On a yearly basis listed companies use their integrated report to communicate to stakeholders the risks they have identified to the business and the management thereof.
According to to industry-focused assurance, advisory and tax services provider PwC South Africa’s Mine Report 2017, the industry has not seen a significant change in the risks identified by mining companies, being broadly:
- volatile commodity prices and foreign exchange fluctuations;
- the regulatory, political and legal environment;
- socio economic environment around mines;
- sustainable business plans or budgets;
- labour relations;
- operating costs;
- reliance on third-party infrastructure: Water supply and power security
- employee safety and health;
- liquidity and capital management; and
- compliance with environmental standards.

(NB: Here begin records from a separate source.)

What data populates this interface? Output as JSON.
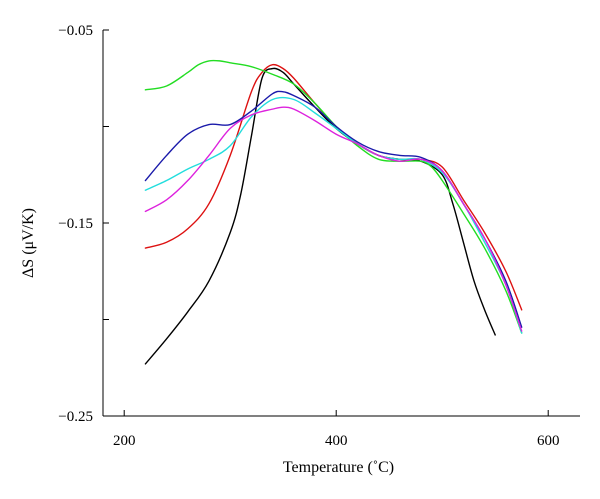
{
  "chart_data": {
    "type": "line",
    "title": "",
    "xlabel": "Temperature (˚C)",
    "ylabel": "ΔS (μV/K)",
    "xlim": [
      180,
      630
    ],
    "ylim": [
      -0.25,
      -0.05
    ],
    "x_ticks": [
      200,
      400,
      600
    ],
    "x_tick_labels": [
      "200",
      "400",
      "600"
    ],
    "y_ticks": [
      -0.05,
      -0.1,
      -0.15,
      -0.2,
      -0.25
    ],
    "y_tick_labels": [
      "−0.05",
      "",
      "−0.15",
      "",
      "−0.25"
    ],
    "grid": false,
    "legend": "none",
    "series": [
      {
        "color": "#000000",
        "x": [
          220,
          240,
          260,
          280,
          300,
          310,
          320,
          330,
          340,
          350,
          360,
          380,
          400,
          420,
          440,
          460,
          480,
          500,
          510,
          520,
          530,
          540,
          550
        ],
        "y": [
          -0.223,
          -0.21,
          -0.196,
          -0.18,
          -0.155,
          -0.135,
          -0.105,
          -0.075,
          -0.07,
          -0.072,
          -0.078,
          -0.09,
          -0.101,
          -0.109,
          -0.115,
          -0.117,
          -0.118,
          -0.125,
          -0.14,
          -0.16,
          -0.18,
          -0.195,
          -0.208
        ]
      },
      {
        "color": "#dd1111",
        "x": [
          220,
          240,
          260,
          280,
          300,
          320,
          330,
          340,
          350,
          360,
          380,
          400,
          420,
          440,
          460,
          480,
          500,
          520,
          540,
          560,
          575
        ],
        "y": [
          -0.163,
          -0.16,
          -0.153,
          -0.14,
          -0.115,
          -0.082,
          -0.072,
          -0.068,
          -0.07,
          -0.075,
          -0.088,
          -0.1,
          -0.109,
          -0.115,
          -0.117,
          -0.117,
          -0.121,
          -0.138,
          -0.155,
          -0.175,
          -0.195
        ]
      },
      {
        "color": "#22dd22",
        "x": [
          220,
          240,
          260,
          270,
          280,
          290,
          300,
          320,
          340,
          360,
          380,
          400,
          420,
          440,
          460,
          480,
          490,
          500,
          520,
          540,
          560,
          575
        ],
        "y": [
          -0.081,
          -0.079,
          -0.072,
          -0.068,
          -0.066,
          -0.066,
          -0.067,
          -0.069,
          -0.073,
          -0.078,
          -0.088,
          -0.1,
          -0.11,
          -0.117,
          -0.118,
          -0.118,
          -0.121,
          -0.128,
          -0.145,
          -0.163,
          -0.185,
          -0.207
        ]
      },
      {
        "color": "#1a1aaa",
        "x": [
          220,
          240,
          260,
          280,
          300,
          320,
          340,
          350,
          360,
          380,
          400,
          420,
          440,
          460,
          480,
          500,
          520,
          540,
          560,
          575
        ],
        "y": [
          -0.128,
          -0.115,
          -0.104,
          -0.099,
          -0.099,
          -0.092,
          -0.083,
          -0.082,
          -0.084,
          -0.09,
          -0.1,
          -0.108,
          -0.113,
          -0.115,
          -0.116,
          -0.123,
          -0.14,
          -0.158,
          -0.18,
          -0.204
        ]
      },
      {
        "color": "#22dddd",
        "x": [
          220,
          240,
          260,
          280,
          300,
          320,
          340,
          360,
          380,
          400,
          420,
          440,
          460,
          480,
          500,
          520,
          540,
          560,
          575
        ],
        "y": [
          -0.133,
          -0.128,
          -0.122,
          -0.117,
          -0.11,
          -0.095,
          -0.086,
          -0.086,
          -0.093,
          -0.101,
          -0.109,
          -0.115,
          -0.117,
          -0.117,
          -0.124,
          -0.14,
          -0.16,
          -0.182,
          -0.207
        ]
      },
      {
        "color": "#dd22dd",
        "x": [
          220,
          240,
          260,
          280,
          300,
          320,
          340,
          350,
          360,
          380,
          400,
          420,
          440,
          460,
          480,
          500,
          520,
          540,
          560,
          575
        ],
        "y": [
          -0.144,
          -0.138,
          -0.128,
          -0.115,
          -0.101,
          -0.094,
          -0.091,
          -0.09,
          -0.091,
          -0.097,
          -0.104,
          -0.109,
          -0.115,
          -0.118,
          -0.117,
          -0.123,
          -0.14,
          -0.158,
          -0.182,
          -0.206
        ]
      }
    ]
  }
}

PwC points out that in 2017, the risks have remained relatively consistent with three companies also including cybersecurity and its consequences as a risk.
PwC mentions that it is not surprising to see cybersecurity being recognised as a risk.

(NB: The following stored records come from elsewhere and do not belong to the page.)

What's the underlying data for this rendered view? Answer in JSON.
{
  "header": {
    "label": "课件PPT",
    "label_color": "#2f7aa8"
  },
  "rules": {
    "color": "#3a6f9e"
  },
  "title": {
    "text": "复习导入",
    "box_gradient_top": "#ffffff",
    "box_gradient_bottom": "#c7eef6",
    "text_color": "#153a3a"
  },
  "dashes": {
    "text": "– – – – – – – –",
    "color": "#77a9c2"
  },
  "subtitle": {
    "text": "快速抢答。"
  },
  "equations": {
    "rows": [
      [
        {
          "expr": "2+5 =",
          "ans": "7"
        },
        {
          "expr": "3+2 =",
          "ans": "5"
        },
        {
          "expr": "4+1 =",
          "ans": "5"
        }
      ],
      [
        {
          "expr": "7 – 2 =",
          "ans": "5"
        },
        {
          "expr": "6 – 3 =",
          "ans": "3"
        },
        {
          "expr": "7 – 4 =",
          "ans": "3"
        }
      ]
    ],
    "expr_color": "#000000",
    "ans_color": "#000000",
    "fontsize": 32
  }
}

PwC’s Global state of the information security survey data shows that the compound annual growth rate (CAGR) of detected security incidents has increased 66% year on year across all industries since 2012.
In the metals and mining industry worldwide the cyberattack threats identified include:
- espionage (spying)—The highest cyber risk facing this sector;
- hacktivists—Pose a severe risk to the sector; and
- sabotage—Risk is low, but could evolve in the future
Safety remains a focus area for mining management
This is reflected in it being recognised as a significant risk for most mining companies and the continuous detailed reporting provided by the companies.
“Safety is probably one of the biggest success stories for the mining industry over the last 20 years.
In a country where the general safety culture is very weak, as for example reflected in road deaths, the mining industry has done extremely well to reduce fatalities from above a 1 000 a year less than 20 years ago to the current levels in the 70s.
“That said, everyone is in agreement that one fatality is one too many,” explains PwC.
Mining companies are investing in equipment, training and cultural changes to improve their safety outcomes.
Statistics provided by the Department of Mineral Resources (DMR) show a downward trend in fatalities for the industry as a whole over the past 10 years, indicating that investments made in safety initiatives by both companies and the DMR are delivering positive results.
Various market commentators have pointed out that lower levels of employment positively impact safety statistics.
Taking fatalities and injuries as a percentage of the number of people employed in the mining sector, then the recent improvement in fatalities is marginal with injuries remaining relative flat over the last few years (except for the 2014 platinum strike which impacted the statistics).
Other than perhaps for platinum that had an unfortunate year in 2016, other commodities are generally following an improvement trend.
In the first half of the 2017 calendar year there have been 38 fatalities—gold: 15, platinum group metals: 14, coal: four and other: five.
The focus on mine safety has become a high-profile public concern.
This was demonstrated most recently by the extensive media coverage of the deaths of five miners following a seismic event at the Kusasalethu mine in Carletonville in August 2017, and coverage of other fatalities that have occurred over the last number of years.
Safety will remain a priority of mining companies, unions and the DMR.
“Our findings are based on the financial results of mining companies with a primary listing on the Johannesburg Stock Exchange (JSE), as well as those with a secondary listing on the JSE whose main operations are in Africa.”